Digital Secretary Oliver Dowden has confirmed the ban on the addition of new equipment from Huawei to UK 5G networks, and all Huawei components must be removed from Britain’s 5G by 2027. The move came after Five Eyes allies warned of the security risks of using the “effectively state-owned” Chinese tech firm.
Mr Dowden made the announcement in the House of Commons on Tuesday, weeks after the U.S. imposed sanctions on Huawei, barring the sale of American components to the Chinese company over security concerns. It represents a significant reversal by Prime Minister Boris Johnson, who agreed in January on a contract for Huawei to build 35 per cent of Britain’s 5G network.
“This has not been an easy decision, but it is the right one for the UK telecoms networks, for our national security and our economy, both now and indeed in the long run,” the British digital secretary said, according to the BBC. The decision follows a ruling from the National Security Council that Huawei should not be used in any part of Britain’s 5G.
The new restrictions also apply to Huawei’s broadband components.
The judgment officially came as a result of a review conducted by the National Cyber Security Centre, a part of the signals intelligence services GCHQ, which ruled last week that the security of Huawei would be compromised if using any other components than the now-banned American ones. As the U.S. sanctions only affect future equipment, the government will not call for the removal of Huawei from 2G, 3G, or 4G.
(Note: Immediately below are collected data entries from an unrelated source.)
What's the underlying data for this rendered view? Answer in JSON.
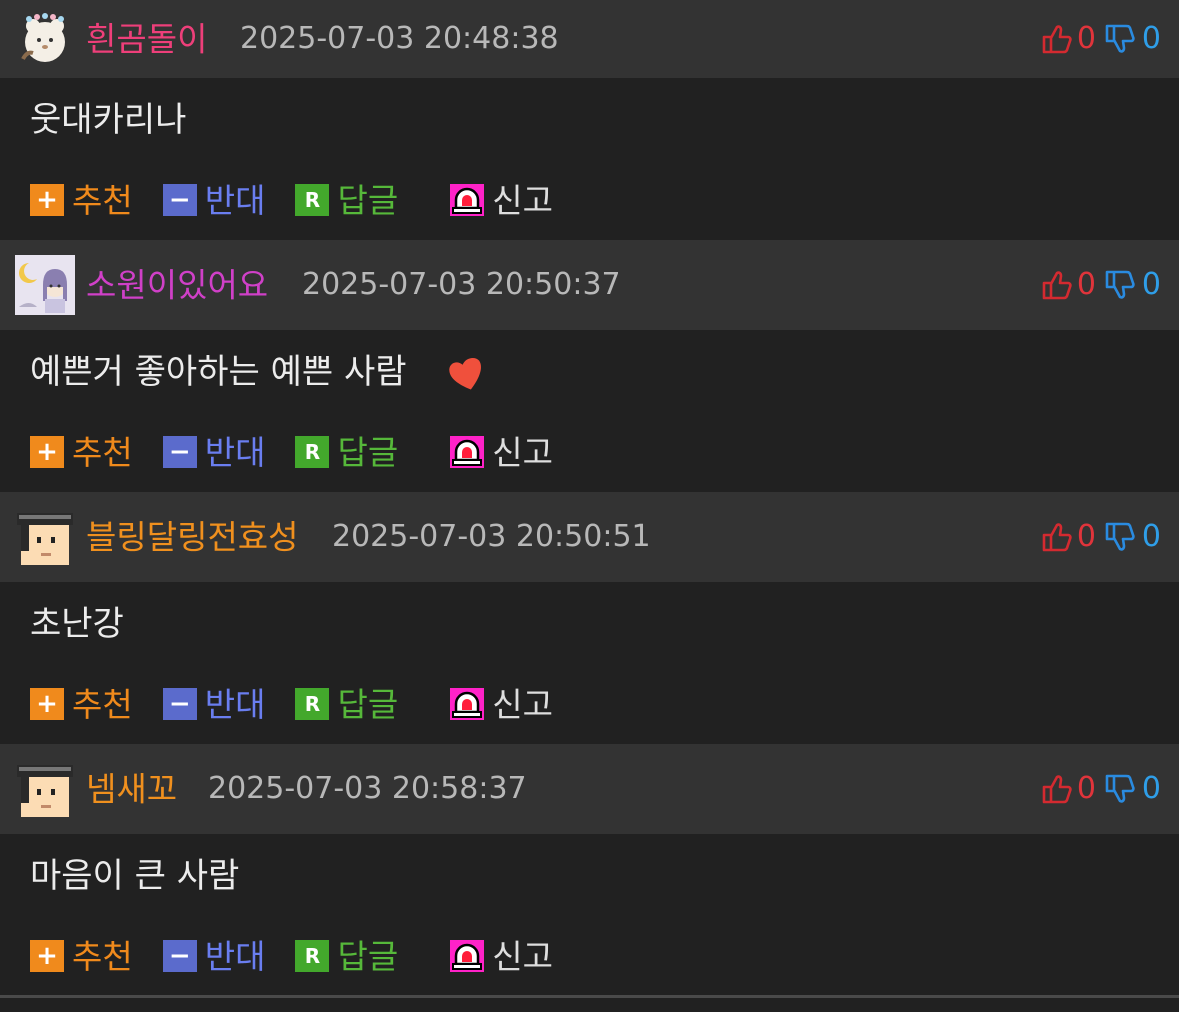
{
  "colors": {
    "nick_pink": "#ee3f7a",
    "nick_magenta": "#d040c8",
    "nick_orange": "#f0901e"
  },
  "actions": {
    "recommend": "추천",
    "oppose": "반대",
    "reply": "답글",
    "report": "신고",
    "reply_icon_letter": "R"
  },
  "comments": [
    {
      "nickname": "흰곰돌이",
      "datetime": "2025-07-03 20:48:38",
      "text": "웃대카리나",
      "up": "0",
      "down": "0"
    },
    {
      "nickname": "소원이있어요",
      "datetime": "2025-07-03 20:50:37",
      "text": "예쁜거 좋아하는 예쁜 사람",
      "up": "0",
      "down": "0"
    },
    {
      "nickname": "블링달링전효성",
      "datetime": "2025-07-03 20:50:51",
      "text": "초난강",
      "up": "0",
      "down": "0"
    },
    {
      "nickname": "넴새꼬",
      "datetime": "2025-07-03 20:58:37",
      "text": "마음이 큰 사람",
      "up": "0",
      "down": "0"
    }
  ]
}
While a major step, others have warned that the government’s decision does not go far enough and that the Chinese equipment should be removed sooner and in its entirety.
Brexit Party leader Nigel Farage said on Tuesday: “This is a partial victory. ‘No’ to Huawei is great, but we cannot wait until 2027 for removal of the kit.”
The Guardian reported on Monday that 60 Conservative MPs could rebel against the government over the long delay in the removal of Huawei, calling instead for the end of purchasing all Huawei equipment in the next 12 months — not just 5G — and removing it from all systems by 2026.
However, BT has said that it could take as long as ten years to completely remove Huawei from Britain’s telecommunications infrastructure.
The news comes as the chairman of Huawei UK has reportedly stepped down, according to claims by Sky News. Former BP boss Lord Browne of Madingley had told Reuters last week that there was “no diplomacy here” in the government’s dealings with Huawei.
“The UK has had a very long relationship with China, and I hope it’s not one that they simply throw away,” Lord Browne complained.
The UK stepping back from Huawei, however, represents a positive step towards redressing relationships with other democratic nations, particularly Five Eyes partner the United States, which have expressed concern of communist China becoming too close to the United Kingdom.
Britain is said to be exploring an international partnership comprised of a combination of the Five Eyes, the G7, and India and South Korea to construct an alternative to Huawei. U.S. sources speaking to the Financial Times on Monday said that the UK’s hitherto reluctance to come to a firm decision on Huawei was holding up plans for the proposed Five Eyes-Plus or ‘D10’ union of ten democratic nations.